Well, the Nigerians are really in the group of what Political Culture scholars call “active citizens”. The way they showed up in the voting line is a sign of that. It is reported that nearly 60million people are registered to vote. It is arguable that these electorates are all going for “the candidate” and not the substance. Millions of dollars have been used to advertise the candidate. In describing the problems of liberal democracy and elections issues, the late Lee Kuan Yew spoke of the following concerning the candidate in the modern days campaigning:
“Security, prosperity, and the consumer society plus mass communications have made for a different kind of person getting elected as a leader, one who can present himself and his program in a polished way…am amazing at the way media professionals can give a candidate a new image and transform him, at least superficially, into a different personality. Winning an election becomes, in large measure, a contest in packaging and advertising…A spin doctor is a high income professional, one in great demand. From such a process, I doubt if a Churchill, a Roosevelt, or a de Gaulle can emerge.” – Lee Kuan Yew
In Nigeria, the Guardian UK reports “countless millions of dollars have been lavished on the election campaigns, with commercials dominating television and newspapers for the three months…cities have been coated in placards and posters on a breathtaking scale”.
On the same, Wole Soyinka observed that “This was the real naira-dollar extravaganza, spent on just subverting, shall we say, the natural choices of people. Just money instead of argument, instead of position statements.”
To be fair, such is not unique to Nigeria; rather it is becoming a universal issue of all countries that practice “democratic” elections. It is sad how democracy as a concept has been tarnished by practices of those who claim to follow it. Why would an election cause deaths and violence? For example!
A good CANDIDATE would not take winning as a matter of life and death. If that is case, he/she is not a worthy candidate. It is possible to set a system through which the candidature will be defined by arguments rather than brand.

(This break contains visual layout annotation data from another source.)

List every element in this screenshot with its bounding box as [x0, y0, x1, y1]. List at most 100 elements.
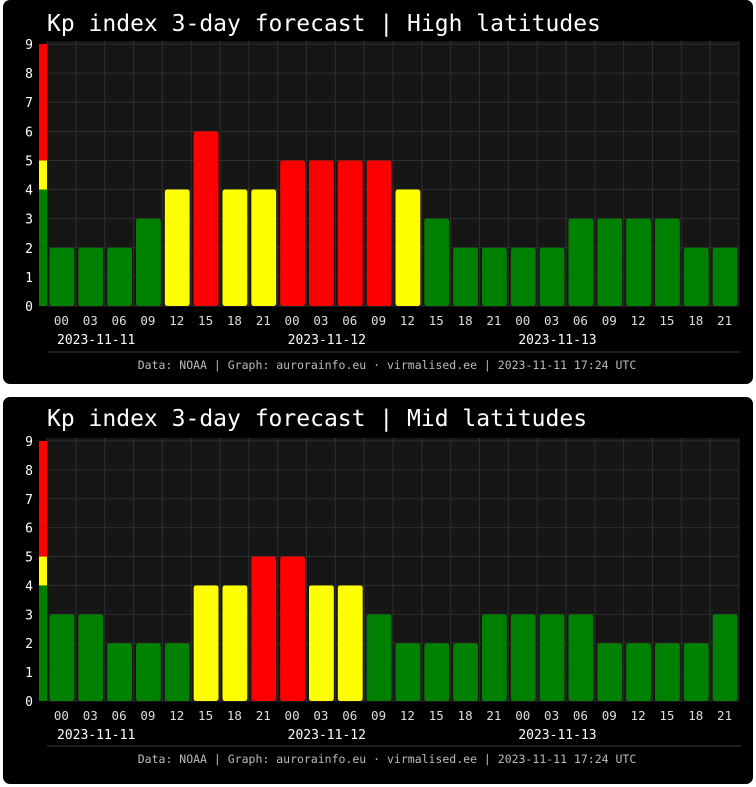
- x-tick-label: 15: [198, 313, 213, 328]
- x-tick-label: 06: [573, 708, 588, 723]
- y-tick-label: 3: [25, 213, 33, 228]
- kp-scale-segment: [39, 218, 47, 248]
- y-tick-label: 1: [25, 271, 33, 286]
- x-tick-label: 12: [169, 313, 184, 328]
- y-tick-label: 9: [25, 38, 33, 53]
- x-tick-label: 09: [140, 313, 155, 328]
- kp-scale-segment: [39, 527, 47, 557]
- x-tick-label: 18: [688, 313, 703, 328]
- kp-bar: [424, 643, 450, 701]
- kp-bar: [626, 218, 651, 306]
- chart-credit: Data: NOAA | Graph: aurorainfo.eu · virm…: [138, 752, 637, 766]
- kp-bar: [683, 643, 709, 701]
- x-tick-label: 00: [54, 313, 69, 328]
- kp-scale-segment: [39, 247, 47, 277]
- x-tick-label: 06: [573, 313, 588, 328]
- kp-bar: [510, 614, 536, 701]
- kp-scale-segment: [39, 643, 47, 673]
- kp-bar: [482, 614, 507, 701]
- date-label: 2023-11-11: [57, 333, 135, 348]
- kp-scale-segment: [39, 102, 47, 132]
- kp-bar: [510, 247, 536, 306]
- x-tick-label: 15: [659, 708, 674, 723]
- x-tick-label: 21: [717, 708, 732, 723]
- kp-scale-segment: [39, 276, 47, 306]
- x-tick-label: 09: [602, 708, 617, 723]
- x-tick-label: 06: [342, 313, 357, 328]
- kp-bar: [78, 614, 104, 701]
- kp-bar: [107, 643, 132, 701]
- kp-bar: [366, 614, 392, 701]
- x-tick-label: 12: [400, 313, 415, 328]
- x-tick-label: 03: [313, 313, 328, 328]
- chart-title: Kp index 3-day forecast | Mid latitudes: [47, 406, 587, 432]
- kp-scale-segment: [39, 585, 47, 615]
- x-tick-label: 18: [227, 313, 242, 328]
- y-tick-label: 8: [25, 464, 33, 479]
- kp-bar: [655, 218, 680, 306]
- kp-bar: [164, 643, 190, 701]
- x-tick-label: 09: [602, 313, 617, 328]
- kp-bar: [251, 189, 277, 306]
- x-tick-label: 15: [659, 313, 674, 328]
- kp-scale-segment: [39, 189, 47, 219]
- kp-bar: [222, 189, 248, 306]
- kp-scale-segment: [39, 73, 47, 103]
- y-tick-label: 7: [25, 493, 33, 508]
- kp-bar: [395, 189, 421, 306]
- kp-bar: [280, 556, 305, 701]
- kp-bar: [568, 614, 594, 701]
- x-tick-label: 15: [429, 313, 444, 328]
- y-tick-label: 4: [25, 184, 33, 199]
- x-tick-label: 03: [83, 313, 98, 328]
- kp-bar: [453, 643, 478, 701]
- x-tick-label: 03: [544, 313, 559, 328]
- kp-bar: [222, 585, 248, 701]
- y-tick-label: 4: [25, 579, 33, 594]
- y-tick-label: 2: [25, 637, 33, 652]
- date-label: 2023-11-12: [288, 728, 366, 743]
- kp-bar: [597, 218, 623, 306]
- y-tick-label: 0: [25, 300, 33, 315]
- y-tick-label: 1: [25, 666, 33, 681]
- kp-bar: [49, 247, 75, 306]
- kp-bar: [251, 556, 277, 701]
- y-tick-label: 9: [25, 435, 33, 450]
- kp-bar: [655, 643, 680, 701]
- x-tick-label: 06: [112, 313, 127, 328]
- kp-scale-segment: [39, 131, 47, 161]
- kp-bar: [366, 160, 392, 306]
- kp-bar: [712, 614, 738, 701]
- x-tick-label: 06: [342, 708, 357, 723]
- kp-bar: [164, 189, 190, 306]
- kp-bar: [337, 585, 363, 701]
- x-tick-label: 18: [227, 708, 242, 723]
- kp-bar: [193, 585, 219, 701]
- kp-scale-segment: [39, 672, 47, 701]
- kp-bar: [107, 247, 132, 306]
- kp-bar: [78, 247, 104, 306]
- y-tick-label: 6: [25, 125, 33, 140]
- date-label: 2023-11-12: [288, 333, 366, 348]
- kp-bar: [482, 247, 507, 306]
- x-tick-label: 21: [256, 708, 271, 723]
- kp-chart-mid-latitudes: 0 1 2 3 4 5 6 7 8 9 00 03 06 09 12 15 18 21 00 03 06 09 12 15 18…: [3, 397, 753, 784]
- x-tick-label: 12: [631, 708, 646, 723]
- chart-title: Kp index 3-day forecast | High latitudes: [47, 11, 601, 37]
- x-tick-label: 21: [717, 313, 732, 328]
- kp-bar: [539, 247, 565, 306]
- kp-scale-segment: [39, 44, 47, 74]
- kp-scale-segment: [39, 556, 47, 586]
- kp-bar: [280, 160, 305, 306]
- x-tick-label: 00: [54, 708, 69, 723]
- kp-bar: [395, 643, 421, 701]
- kp-bar: [136, 218, 161, 306]
- date-label: 2023-11-13: [518, 728, 596, 743]
- y-tick-label: 6: [25, 522, 33, 537]
- x-tick-label: 09: [140, 708, 155, 723]
- chart-credit: Data: NOAA | Graph: aurorainfo.eu · virm…: [138, 358, 637, 372]
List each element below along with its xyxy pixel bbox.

The above does not mean to argue that candidates should not campaign; at the end of the day it’s election so you have to campaign for votes. It is competition. One has to be pragmatic and competently campaigning.
In the campaign the focus must be sharing and sending the message- i.e. the vision of the candidate supported by mission and objectives (which are policies) – and not branding oneself like a fashion product.
To conclude, I want to say something about Wole Soyinka’s interviews and his arguments since they could be informing many in the world regarding Nigerian elections in respect to his impressive position in poetry and in the literary world.
Reading his interview, I gain lots of insight and agreed with lots of what he observed and comment. I was also impressed with the fact that he was on the ground (Nigeria) participating in the process. However, in general I thought Soyinka was obviously biased to Buhari unless the Guardian UK was selective in publishing all that he said. He seemed to have knocked down the incumbent Goodluck Jonathan and indirectly support Buhari. His remembrance of past Buhari’s regime and then qualifying his voting decision in reference to what Mandela went through with the Boers and forgiveness…I don’t know what to comment…but that is a hint he likely voted for Buhari- which is ok and his democratic right but not after using most of the interview to kill the other candidate. For his caliber I had hoped he would have been more objective.
To conclude, I urge voters all over…to get back to their sense and choose a CANDIDATE with vision that is supported by content and substance. Don’t allow media to completely carry you over! Have and pray for discernment in voting!